Listen Here
I’ve often been told that my “disability” is a blessing in disguise. I’ve yet to see it as a blessing or a disability. It neither harms or benefits my health. I’m able to live a relatively normal life, but only if I follow the rules set in place.
Keep my hair down at all times when in public spaces. If the weather is anything but fair, bring an umbrella or a hat. As long as my ear is not revealed, that’s what matters. Which sadly means that I can’t go swimming whenever I want or ride rollercoasters. There was one incident when my 4 year old sister pulled on my hair while we were in a restaurant, and by my mother’s reaction, you would have thought she had seen a ghost.
I was born seemingly healthy, weighing 7 lbs and 8 oz. Immediately the nurses and doctors noticed that something was off. My right ear was unusually large. It was the size of an teenager’s ear and I was a newborn baby. My parents were freaked, especially my mother. She demanded the doctors run tests to figure out what was wrong. A nurse told my mom that I was healthy as a horse and my “defect” was not a result of any serious condition. “I don’t understand! Where could this have come from?” she had asked.
Currently I’m 16 years old and have adapted to living with this. My left ear is normal for a person my age. My right ear on the other hand, is almost the size of my hand. It’s slightly more pointed and has a pinkish tint. My mother was always worried about what people would think, so she always kept it hidden under a wig or a hat. I know she loves me, and I also know that she is a control freak. Being a control freak and having a daughter with something like this was difficult for her to deal with. Yet I go to school, I work as a cashier and I try my best not to let it control MY life.
“I’ve been married to you for 16 years Bryan. 16 year!” After my mother screams, I hear glass break downstairs. “Get out, get out!” I slowly open my bedroom door to sit in the hallway near the stairs. “You’re behaving like a maniac! This is uncalled for, Cassie.” “You lied to me. Our daughter is a freak because of you! You had the same condition but chose to lie about it.” “Shh! She’s upstairs! She probably heard because of your yelling!” “Doesn’t really matter now does it, Bryan. You managed to get plastic surgery so you could be normal. I guess that made you feel so normal, that you didn’t need to tell your WIFE! Your DAUGHTER?!”

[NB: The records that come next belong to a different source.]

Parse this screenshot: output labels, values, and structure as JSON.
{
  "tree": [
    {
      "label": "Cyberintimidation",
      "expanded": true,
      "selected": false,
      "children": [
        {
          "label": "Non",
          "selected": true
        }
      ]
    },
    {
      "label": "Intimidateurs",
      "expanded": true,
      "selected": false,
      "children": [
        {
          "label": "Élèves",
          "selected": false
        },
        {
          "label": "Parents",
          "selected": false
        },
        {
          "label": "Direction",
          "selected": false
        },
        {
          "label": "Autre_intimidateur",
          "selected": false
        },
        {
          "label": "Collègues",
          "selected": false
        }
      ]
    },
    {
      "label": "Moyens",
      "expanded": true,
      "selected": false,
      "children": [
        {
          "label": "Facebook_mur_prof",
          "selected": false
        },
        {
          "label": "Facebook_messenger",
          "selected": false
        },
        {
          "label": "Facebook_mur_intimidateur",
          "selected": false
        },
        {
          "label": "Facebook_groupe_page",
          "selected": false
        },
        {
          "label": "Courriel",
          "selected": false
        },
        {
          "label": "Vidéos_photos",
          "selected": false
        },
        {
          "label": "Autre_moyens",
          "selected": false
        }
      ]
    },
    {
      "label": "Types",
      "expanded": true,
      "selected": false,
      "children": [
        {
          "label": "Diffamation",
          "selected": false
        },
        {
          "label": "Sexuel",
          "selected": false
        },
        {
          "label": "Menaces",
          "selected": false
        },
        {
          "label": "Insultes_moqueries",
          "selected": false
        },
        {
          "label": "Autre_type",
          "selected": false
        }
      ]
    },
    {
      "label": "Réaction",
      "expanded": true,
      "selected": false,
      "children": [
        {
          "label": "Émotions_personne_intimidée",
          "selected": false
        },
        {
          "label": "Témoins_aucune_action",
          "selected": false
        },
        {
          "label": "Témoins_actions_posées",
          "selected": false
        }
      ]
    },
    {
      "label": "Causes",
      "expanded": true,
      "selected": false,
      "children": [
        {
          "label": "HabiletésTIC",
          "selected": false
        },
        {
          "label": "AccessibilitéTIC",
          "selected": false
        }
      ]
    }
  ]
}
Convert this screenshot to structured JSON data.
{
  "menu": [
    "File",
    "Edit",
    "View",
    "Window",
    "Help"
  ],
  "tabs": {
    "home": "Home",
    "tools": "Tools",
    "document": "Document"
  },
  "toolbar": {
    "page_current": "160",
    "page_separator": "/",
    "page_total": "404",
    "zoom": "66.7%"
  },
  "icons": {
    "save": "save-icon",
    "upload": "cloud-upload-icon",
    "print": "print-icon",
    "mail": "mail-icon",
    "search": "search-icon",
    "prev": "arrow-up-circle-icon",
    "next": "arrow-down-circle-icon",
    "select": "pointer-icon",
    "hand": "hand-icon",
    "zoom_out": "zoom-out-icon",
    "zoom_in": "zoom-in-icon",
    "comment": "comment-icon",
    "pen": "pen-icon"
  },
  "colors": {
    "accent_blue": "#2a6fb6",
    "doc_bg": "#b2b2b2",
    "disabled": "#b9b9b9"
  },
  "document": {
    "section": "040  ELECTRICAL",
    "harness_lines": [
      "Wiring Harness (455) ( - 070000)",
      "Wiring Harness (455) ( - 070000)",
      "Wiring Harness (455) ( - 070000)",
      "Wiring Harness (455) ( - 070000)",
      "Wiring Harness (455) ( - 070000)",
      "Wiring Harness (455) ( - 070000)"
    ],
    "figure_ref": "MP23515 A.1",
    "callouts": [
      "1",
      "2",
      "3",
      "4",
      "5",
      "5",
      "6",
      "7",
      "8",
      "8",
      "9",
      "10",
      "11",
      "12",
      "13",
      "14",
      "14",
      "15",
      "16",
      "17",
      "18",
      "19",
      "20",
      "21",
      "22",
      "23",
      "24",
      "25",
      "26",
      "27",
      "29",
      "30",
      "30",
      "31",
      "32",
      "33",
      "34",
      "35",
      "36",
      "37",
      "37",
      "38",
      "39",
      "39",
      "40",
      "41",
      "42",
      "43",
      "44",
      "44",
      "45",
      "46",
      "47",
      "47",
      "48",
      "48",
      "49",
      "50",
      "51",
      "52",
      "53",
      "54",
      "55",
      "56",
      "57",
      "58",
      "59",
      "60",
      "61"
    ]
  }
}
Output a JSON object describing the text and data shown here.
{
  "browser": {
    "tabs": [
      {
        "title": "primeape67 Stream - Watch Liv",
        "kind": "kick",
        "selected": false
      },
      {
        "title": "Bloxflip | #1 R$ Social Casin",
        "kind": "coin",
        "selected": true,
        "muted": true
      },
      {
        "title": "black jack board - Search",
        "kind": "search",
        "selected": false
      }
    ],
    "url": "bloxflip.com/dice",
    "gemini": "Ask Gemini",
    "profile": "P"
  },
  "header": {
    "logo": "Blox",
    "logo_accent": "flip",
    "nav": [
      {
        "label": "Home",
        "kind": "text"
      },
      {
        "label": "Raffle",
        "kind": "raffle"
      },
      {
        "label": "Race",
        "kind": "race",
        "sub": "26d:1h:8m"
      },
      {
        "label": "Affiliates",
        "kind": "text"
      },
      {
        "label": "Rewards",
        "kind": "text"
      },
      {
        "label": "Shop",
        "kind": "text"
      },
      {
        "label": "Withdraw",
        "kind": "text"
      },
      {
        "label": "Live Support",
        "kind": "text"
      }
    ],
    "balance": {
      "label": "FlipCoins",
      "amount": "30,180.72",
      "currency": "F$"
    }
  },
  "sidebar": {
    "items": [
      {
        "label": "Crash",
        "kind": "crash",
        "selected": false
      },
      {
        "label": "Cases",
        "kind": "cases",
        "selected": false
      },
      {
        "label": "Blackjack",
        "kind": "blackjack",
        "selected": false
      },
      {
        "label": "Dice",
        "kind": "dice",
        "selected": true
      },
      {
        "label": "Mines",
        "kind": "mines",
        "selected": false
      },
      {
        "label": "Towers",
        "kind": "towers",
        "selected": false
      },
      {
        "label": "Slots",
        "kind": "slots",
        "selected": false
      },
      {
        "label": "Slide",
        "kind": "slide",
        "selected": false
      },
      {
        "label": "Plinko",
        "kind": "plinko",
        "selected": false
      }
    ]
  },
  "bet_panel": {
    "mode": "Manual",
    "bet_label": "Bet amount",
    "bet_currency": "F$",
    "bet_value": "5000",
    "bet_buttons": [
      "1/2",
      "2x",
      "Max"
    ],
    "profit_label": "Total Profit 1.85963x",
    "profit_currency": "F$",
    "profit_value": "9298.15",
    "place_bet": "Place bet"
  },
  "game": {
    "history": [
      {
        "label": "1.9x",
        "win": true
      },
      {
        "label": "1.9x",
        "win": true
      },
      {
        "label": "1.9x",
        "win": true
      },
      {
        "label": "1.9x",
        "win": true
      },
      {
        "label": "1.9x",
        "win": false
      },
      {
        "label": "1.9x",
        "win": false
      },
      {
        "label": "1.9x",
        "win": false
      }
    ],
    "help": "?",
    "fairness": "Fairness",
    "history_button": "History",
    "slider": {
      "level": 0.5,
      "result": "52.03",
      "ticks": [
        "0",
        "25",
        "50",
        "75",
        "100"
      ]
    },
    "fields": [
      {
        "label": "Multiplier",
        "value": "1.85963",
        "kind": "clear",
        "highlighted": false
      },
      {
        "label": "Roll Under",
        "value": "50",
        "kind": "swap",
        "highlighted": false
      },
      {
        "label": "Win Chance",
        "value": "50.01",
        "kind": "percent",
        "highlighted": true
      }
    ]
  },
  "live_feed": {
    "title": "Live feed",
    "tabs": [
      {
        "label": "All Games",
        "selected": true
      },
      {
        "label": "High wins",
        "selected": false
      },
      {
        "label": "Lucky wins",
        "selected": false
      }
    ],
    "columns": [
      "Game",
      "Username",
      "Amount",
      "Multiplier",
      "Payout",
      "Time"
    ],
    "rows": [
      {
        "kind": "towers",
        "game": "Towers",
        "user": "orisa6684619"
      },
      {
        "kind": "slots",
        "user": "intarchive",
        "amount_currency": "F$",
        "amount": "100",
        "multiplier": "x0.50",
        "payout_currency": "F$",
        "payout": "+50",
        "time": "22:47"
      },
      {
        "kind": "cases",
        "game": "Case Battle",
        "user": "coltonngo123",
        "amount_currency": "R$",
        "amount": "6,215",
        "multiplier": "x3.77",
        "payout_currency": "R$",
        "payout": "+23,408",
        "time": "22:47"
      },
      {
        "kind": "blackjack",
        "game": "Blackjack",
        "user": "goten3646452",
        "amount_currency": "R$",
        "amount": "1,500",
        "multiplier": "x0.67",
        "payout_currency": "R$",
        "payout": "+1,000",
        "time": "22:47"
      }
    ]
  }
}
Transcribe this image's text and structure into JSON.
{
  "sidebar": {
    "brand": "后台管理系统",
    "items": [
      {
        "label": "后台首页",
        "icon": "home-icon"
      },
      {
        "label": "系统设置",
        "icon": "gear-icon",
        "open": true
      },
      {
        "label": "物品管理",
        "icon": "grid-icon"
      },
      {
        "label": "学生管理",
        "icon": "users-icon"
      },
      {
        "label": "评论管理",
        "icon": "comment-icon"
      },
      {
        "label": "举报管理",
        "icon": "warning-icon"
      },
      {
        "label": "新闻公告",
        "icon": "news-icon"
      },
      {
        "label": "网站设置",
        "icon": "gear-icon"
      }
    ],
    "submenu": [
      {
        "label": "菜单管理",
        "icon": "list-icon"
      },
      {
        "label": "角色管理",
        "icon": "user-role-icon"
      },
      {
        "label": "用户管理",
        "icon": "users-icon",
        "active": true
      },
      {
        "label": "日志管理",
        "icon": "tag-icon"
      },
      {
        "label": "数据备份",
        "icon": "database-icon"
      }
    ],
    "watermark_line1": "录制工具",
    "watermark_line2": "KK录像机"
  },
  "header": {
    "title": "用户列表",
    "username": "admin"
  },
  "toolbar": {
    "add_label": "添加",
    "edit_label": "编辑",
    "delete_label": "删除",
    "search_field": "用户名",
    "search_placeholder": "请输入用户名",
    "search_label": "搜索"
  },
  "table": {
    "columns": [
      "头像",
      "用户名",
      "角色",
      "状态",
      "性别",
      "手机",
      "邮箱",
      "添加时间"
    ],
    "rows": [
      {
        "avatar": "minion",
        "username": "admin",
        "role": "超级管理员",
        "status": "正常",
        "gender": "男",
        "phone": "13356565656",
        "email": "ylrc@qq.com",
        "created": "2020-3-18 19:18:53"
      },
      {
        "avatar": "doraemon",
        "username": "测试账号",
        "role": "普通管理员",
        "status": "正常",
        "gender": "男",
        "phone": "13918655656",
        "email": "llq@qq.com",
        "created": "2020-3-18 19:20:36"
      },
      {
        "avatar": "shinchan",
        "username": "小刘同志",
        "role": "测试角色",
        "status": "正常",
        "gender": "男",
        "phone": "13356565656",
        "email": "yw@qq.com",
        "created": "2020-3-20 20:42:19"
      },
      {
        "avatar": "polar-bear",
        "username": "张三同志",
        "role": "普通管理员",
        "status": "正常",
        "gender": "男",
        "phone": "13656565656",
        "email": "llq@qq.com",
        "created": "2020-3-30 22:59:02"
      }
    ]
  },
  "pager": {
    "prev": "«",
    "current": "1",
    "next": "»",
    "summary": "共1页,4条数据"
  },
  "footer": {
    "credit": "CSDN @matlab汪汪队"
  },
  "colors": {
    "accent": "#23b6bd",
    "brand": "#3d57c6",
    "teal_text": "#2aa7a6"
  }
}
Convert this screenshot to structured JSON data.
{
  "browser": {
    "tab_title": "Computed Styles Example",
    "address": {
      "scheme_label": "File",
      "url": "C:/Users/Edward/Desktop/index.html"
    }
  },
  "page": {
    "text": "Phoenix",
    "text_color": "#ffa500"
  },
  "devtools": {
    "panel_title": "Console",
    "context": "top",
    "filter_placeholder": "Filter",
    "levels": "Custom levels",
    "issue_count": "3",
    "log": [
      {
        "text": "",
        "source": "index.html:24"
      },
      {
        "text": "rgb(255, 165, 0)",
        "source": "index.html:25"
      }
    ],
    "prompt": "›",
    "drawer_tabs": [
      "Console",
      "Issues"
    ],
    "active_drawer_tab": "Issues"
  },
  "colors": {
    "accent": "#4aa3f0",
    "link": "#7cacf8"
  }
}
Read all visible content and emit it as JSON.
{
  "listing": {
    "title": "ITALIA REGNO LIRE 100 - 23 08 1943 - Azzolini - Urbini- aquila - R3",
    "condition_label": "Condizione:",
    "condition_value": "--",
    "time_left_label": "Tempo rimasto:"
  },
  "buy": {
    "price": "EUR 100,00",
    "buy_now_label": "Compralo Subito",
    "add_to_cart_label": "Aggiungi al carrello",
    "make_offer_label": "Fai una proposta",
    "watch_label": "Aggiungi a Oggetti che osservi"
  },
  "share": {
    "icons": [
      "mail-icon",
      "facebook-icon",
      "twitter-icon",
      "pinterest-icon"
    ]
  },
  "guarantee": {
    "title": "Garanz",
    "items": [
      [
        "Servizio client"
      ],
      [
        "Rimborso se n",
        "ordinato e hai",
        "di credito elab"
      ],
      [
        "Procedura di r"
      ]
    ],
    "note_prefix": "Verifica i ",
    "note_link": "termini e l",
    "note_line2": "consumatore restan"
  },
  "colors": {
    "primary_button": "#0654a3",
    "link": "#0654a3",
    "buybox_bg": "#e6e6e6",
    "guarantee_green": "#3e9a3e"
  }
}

I cover my mouth to prevent the sobs from being heard. Tears fall down my face as I slowly slide up against the wall. I walk down the stairs as I wipe my face a few times. I walk towards the kitchen and see my parents. “Really Dad?” He covers his face with his hand and cries. “Look what you’ve done to her Bryan.” I walk towards my mom. “To who, mom? To your freak daughter?”